The benefit has to do with actually running through the same code paths and similar resources that will be used in production. This usually helps to reveal bugs earlier which is always a very good thing.
ORM DB swap
If your using an ORM like SQLAlchemy their is a possibility that you can swap the underlying database with a potentially faster in-memory database. This allows you to mitigate some of the negatives of both the previous options.
It's not quite the same database as will be used in production, but the ORM should help mitigate the risk that obscures a bug. Typically the time to setup an in-memory database is much shorter that one which is file-backed. It also has the benefit of being isolated to the current test run so you don't have to worry about shared resource management or final teardown/cleanup.
在处理一个具有相对昂贵的设置(IPython)的项目时,我看到了一种方法,我们调用 get_ipython 函数,该函数设置并返回一个实例,同时用一个返回的函数替换它自己对现有实例的引用。然后每个测试都可以调用相同的函数,但它只为第一个测试进行设置。

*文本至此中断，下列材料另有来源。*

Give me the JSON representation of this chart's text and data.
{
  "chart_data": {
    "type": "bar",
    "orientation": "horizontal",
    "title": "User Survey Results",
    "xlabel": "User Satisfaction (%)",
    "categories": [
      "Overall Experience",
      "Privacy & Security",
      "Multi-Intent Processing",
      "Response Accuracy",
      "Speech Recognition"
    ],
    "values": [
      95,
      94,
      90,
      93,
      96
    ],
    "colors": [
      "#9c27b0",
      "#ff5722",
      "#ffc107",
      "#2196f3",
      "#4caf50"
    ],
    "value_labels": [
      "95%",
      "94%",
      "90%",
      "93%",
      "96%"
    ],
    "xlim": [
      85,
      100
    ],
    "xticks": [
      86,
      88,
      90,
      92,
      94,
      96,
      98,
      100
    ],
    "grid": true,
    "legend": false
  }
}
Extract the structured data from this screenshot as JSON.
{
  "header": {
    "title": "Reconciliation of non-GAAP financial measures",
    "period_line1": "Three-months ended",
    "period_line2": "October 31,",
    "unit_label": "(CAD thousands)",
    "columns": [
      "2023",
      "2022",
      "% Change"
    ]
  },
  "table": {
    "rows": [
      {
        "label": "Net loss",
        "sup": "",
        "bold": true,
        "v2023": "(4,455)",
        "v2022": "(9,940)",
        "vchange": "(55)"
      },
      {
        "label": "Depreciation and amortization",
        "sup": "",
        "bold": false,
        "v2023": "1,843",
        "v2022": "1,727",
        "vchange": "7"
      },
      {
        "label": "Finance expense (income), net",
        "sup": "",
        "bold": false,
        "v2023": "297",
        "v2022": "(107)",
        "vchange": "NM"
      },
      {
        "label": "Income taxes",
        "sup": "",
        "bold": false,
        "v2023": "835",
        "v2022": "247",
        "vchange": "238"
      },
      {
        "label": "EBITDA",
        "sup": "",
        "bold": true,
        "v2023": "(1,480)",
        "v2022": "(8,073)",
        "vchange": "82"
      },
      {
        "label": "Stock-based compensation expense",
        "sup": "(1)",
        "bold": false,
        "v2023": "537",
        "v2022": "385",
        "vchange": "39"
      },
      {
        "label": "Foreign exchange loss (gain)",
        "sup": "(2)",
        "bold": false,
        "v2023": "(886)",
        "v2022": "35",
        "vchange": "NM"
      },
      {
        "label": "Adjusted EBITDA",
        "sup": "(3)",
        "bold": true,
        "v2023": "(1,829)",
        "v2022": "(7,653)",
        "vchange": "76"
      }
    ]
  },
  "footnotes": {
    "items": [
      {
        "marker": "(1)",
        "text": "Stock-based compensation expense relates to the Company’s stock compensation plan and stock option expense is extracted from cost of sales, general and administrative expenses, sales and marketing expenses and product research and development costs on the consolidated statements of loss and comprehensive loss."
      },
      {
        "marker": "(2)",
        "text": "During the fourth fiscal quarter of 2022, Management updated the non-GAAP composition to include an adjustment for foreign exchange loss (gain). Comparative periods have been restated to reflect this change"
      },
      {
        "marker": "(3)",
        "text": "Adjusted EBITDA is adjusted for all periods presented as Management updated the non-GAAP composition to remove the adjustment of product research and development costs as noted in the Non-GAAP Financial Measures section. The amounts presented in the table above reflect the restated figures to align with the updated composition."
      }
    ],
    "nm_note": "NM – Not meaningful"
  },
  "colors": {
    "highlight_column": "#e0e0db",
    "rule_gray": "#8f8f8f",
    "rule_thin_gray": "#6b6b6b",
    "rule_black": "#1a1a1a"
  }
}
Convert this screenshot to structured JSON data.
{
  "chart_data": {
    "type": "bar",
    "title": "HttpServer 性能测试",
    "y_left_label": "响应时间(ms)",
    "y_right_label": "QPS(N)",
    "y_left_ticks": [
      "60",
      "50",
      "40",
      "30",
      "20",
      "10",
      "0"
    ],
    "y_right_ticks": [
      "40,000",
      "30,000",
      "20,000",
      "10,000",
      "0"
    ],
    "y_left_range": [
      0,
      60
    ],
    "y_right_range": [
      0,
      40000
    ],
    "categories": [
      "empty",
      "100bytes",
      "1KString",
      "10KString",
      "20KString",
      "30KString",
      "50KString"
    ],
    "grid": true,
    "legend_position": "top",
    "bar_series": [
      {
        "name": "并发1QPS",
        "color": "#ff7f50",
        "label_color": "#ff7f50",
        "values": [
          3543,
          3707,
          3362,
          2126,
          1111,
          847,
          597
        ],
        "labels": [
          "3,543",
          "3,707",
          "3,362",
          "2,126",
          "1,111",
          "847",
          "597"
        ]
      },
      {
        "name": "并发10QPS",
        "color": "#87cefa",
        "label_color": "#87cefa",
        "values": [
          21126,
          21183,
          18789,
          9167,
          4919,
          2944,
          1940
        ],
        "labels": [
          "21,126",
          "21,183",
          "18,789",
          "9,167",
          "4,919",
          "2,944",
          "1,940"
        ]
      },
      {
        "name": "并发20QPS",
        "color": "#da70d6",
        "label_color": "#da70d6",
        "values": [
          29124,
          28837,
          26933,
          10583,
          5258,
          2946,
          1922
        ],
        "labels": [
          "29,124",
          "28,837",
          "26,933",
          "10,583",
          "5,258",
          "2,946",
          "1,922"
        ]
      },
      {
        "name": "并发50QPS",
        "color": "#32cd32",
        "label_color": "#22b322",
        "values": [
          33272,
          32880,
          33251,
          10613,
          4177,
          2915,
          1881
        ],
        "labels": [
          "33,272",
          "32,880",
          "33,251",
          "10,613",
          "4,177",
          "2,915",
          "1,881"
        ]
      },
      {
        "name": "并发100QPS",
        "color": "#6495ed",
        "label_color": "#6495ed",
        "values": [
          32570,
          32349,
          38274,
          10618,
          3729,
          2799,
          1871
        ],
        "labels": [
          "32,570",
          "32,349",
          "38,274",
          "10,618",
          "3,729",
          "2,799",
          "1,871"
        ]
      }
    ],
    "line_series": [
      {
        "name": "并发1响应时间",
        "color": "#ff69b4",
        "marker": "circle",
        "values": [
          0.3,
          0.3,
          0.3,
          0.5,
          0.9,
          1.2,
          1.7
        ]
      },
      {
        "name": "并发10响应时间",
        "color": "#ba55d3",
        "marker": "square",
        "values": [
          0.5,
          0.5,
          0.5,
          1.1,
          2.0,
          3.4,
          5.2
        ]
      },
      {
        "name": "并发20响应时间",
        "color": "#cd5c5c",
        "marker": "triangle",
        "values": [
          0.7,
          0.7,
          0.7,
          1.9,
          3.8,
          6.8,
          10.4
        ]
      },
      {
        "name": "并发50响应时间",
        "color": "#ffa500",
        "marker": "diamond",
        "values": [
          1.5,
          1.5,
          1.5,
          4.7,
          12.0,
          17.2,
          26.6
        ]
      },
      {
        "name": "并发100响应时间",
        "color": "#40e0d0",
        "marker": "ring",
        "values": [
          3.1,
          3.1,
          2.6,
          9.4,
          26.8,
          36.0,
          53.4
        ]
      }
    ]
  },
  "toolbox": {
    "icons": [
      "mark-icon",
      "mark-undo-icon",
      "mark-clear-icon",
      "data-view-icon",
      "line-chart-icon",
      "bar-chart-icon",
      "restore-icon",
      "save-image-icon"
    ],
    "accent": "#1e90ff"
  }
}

这节省了为每个测试执行漫长的设置过程,但偶尔会产生奇怪的情况,其中测试失败或通过取决于之前运行的测试。我们有办法处理这个问题 - 无论状态如何,许多测试都应该做相同的事情,并且我们可以尝试在某些测试之前重置对象的状态。您可能会发现类似的权衡对您有用。
Working on a project with a relatively expensive setup (IPython), I've seen an approach used where we call a
get_ipython
function, which sets up and returns an instance, while replacing itself with a function which returns a reference to the existing instance. Then every test can call the same function, but it only does the setup for the first one.That saves doing a long setup procedure for every test, but occasionally it creates odd cases where a test fails or passes depending on what tests were run before. We have ways of dealing with that - a lot of the tests should do the same thing regardless of the state, and we can try to reset the object's state before certain tests. You might find a similar trade-off works for you.
Mock 是一个简单而强大的工具,可以实现一些隔离。 Pycon2011 有一个很好的视频,展示了如何使用它。我建议将它与 py.test 一起使用,这样可以减少定义测试所需的代码量,并且仍然非常非常强大。
Mock is a simple and powerfull tool to achieve some isolation. There is a nice video from Pycon2011 which shows how to use it. I recommend to use it together with py.test which reduces the amount of code required to define tests and is still very, very powerfull.